Stretch Monster Spencer and I were inseparable. I slept with him at night and carried him around during the day on a pillow like a gift I was bearing to Baby Jesus. He often took baths with me before bedtime, and I would scrub behind his scaly ears with a washcloth, gently and deliberately to show him how much I cared. Rarely did I ever stretch Stretch Monster, even though he could be stretched the length of the front yard and still return to his original shape, because he had whispered to me that it hurt him. I have never before revealed this secret because Stretch Monster served no other function than to be stretched. It’s like revealing that Superman hurts when he leaps tall buildings or that Wonder Woman gets dizzy when she spins her lasso around herself.

For two years Stretch Monster Spencer was my constant companion, and then my brother kidnapped and abandoned him with a group of his friends. They took Spencer to a neighbor’s yard and stretched him in four different directions until his arm split open. I had followed them to the scene of the tragedy, and when I saw the pink goo oozing out of his wound I began convulsing uncontrollably. I had failed to protect my charming little reptile from the one thing he feared most: death from excessive stretching.

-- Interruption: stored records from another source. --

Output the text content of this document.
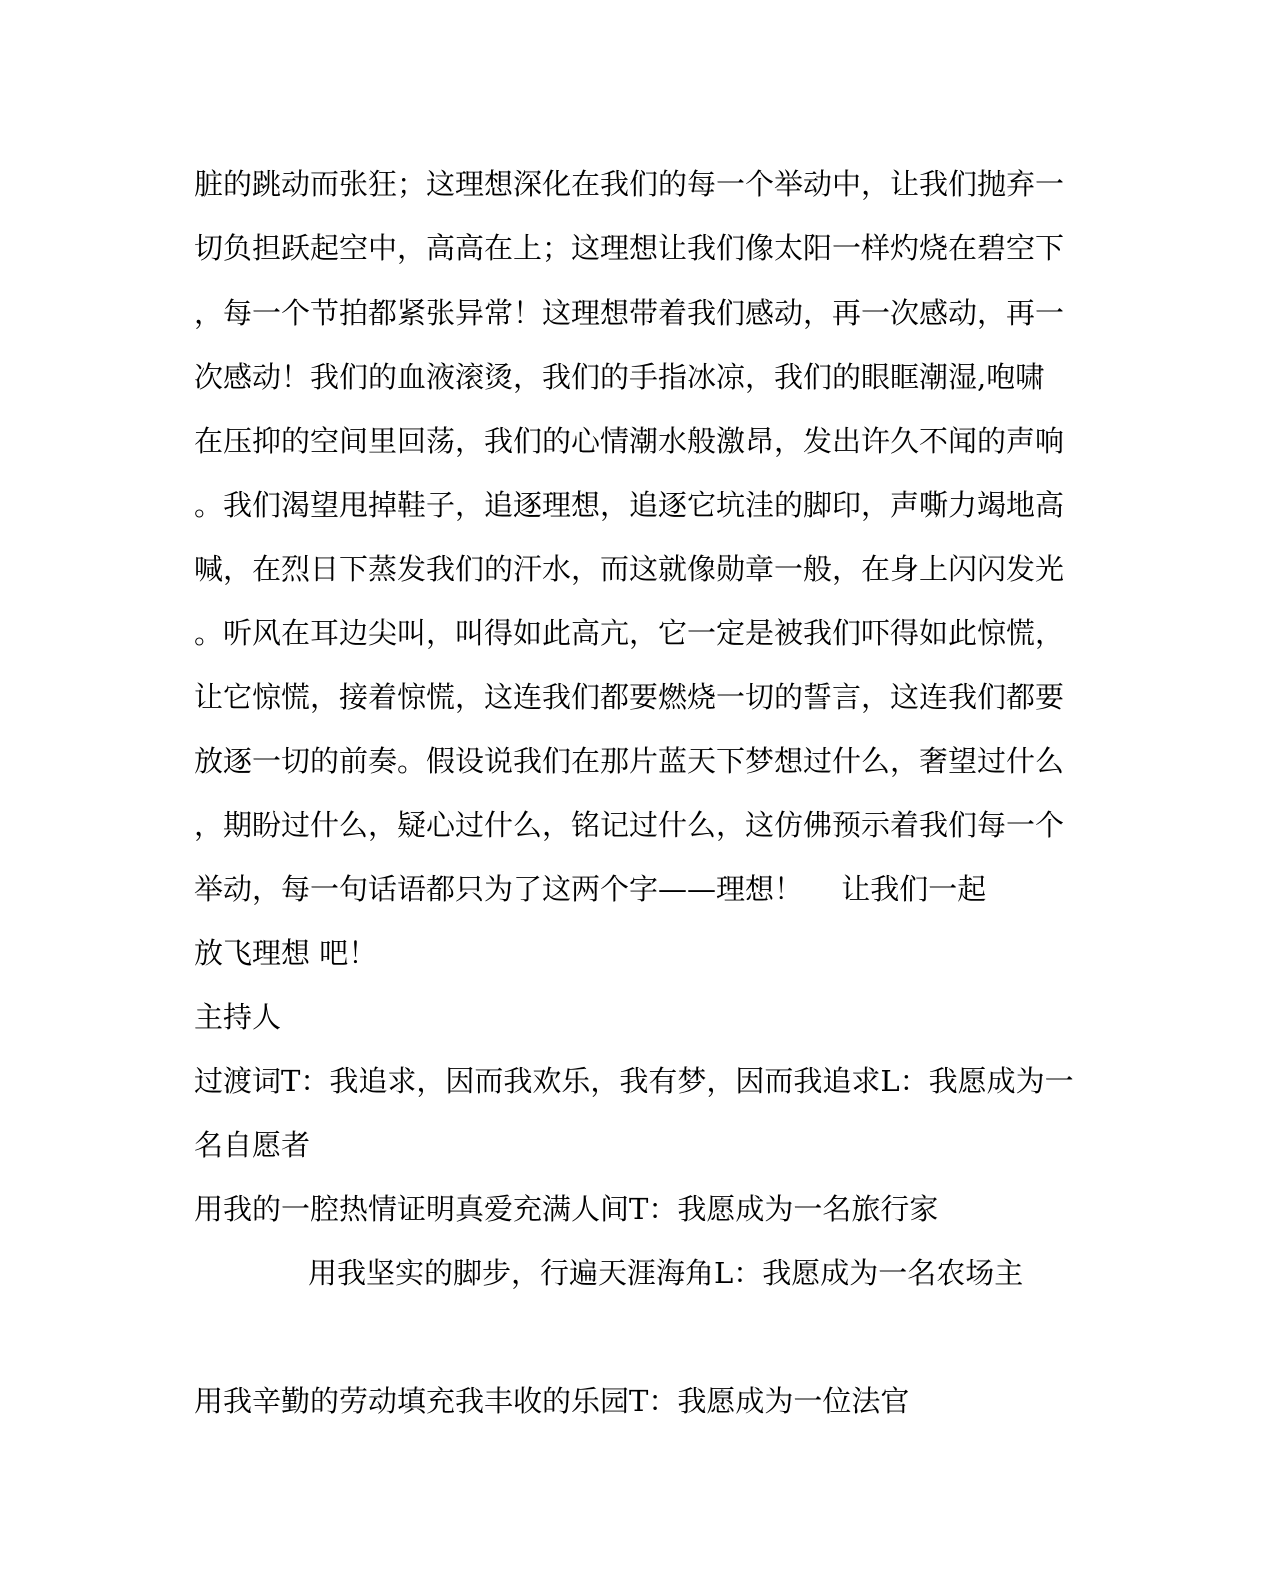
脏的跳动而张狂；这理想深化在我们的每一个举动中，让我们抛弃一
切负担跃起空中，高高在上；这理想让我们像太阳一样灼烧在碧空下
，每一个节拍都紧张异常！这理想带着我们感动，再一次感动，再一
次感动！我们的血液滚烫，我们的手指冰凉，我们的眼眶潮湿,咆啸
在压抑的空间里回荡，我们的心情潮水般激昂，发出许久不闻的声响
。我们渴望甩掉鞋子，追逐理想，追逐它坑洼的脚印，声嘶力竭地高
喊，在烈日下蒸发我们的汗水，而这就像勋章一般，在身上闪闪发光
。听风在耳边尖叫，叫得如此高亢，它一定是被我们吓得如此惊慌，
让它惊慌，接着惊慌，这连我们都要燃烧一切的誓言，这连我们都要
放逐一切的前奏。假设说我们在那片蓝天下梦想过什么，奢望过什么
，期盼过什么，疑心过什么，铭记过什么，这仿佛预示着我们每一个
举动，每一句话语都只为了这两个字——理想！　 让我们一起
放飞理想 吧！
主持人
过渡词T：我追求，因而我欢乐，我有梦，因而我追求L：我愿成为一
名自愿者
用我的一腔热情证明真爱充满人间T：我愿成为一名旅行家
用我坚实的脚步，行遍天涯海角L：我愿成为一名农场主
用我辛勤的劳动填充我丰收的乐园T：我愿成为一位法官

I ran home with his heavy body clutched to my chest and then locked myself in my room so that my parents wouldn’t find out. Would they understand that he was hurt? Would they agree to pay for the surgery? Would they understand that when I had seen his limbs being stretched that I had felt it in my own? And that I needed serious psychiatric evaluation? I was only able to hide my monster and his bleeding lesion for a couple days before my mother noticed sticky pink stains around the house. Within a week she had convinced me that Stretch Monster Spencer was so righteous in his lifetime that he would make it to the Celestial Kingdom of Heaven and would live with God for eternity. I let her bury him in the trash can with the understanding that he and I would be reunited in the afterlife.

Earlier this week I was watching an episode of the NBC series “Surface” about an ocean-dwelling lizard species that’s poised to take over the world when the one redeeming part of the show — the scary, deadly baby lizard — had something terrible happen to it. I won’t give away what happened, just that it was terrible and the teenage boy it had befriended looked like someone had just stretched his best friend to death. Jon asked why I was crying and I hadn’t even thought about Stretch Monster Spencer until that question. It was like my little reptile buddy had been resurrected by this show and we had been reunited.

“You had a Stretch Monster?” he asked unable to believe what had just come out of my mouth.

“It wasn’t just a Stretch Monster,” I said. “He was everything to me.”

“But he was rigid and covered in scales.”

“Then I guess that makes me your Stretch Monster.”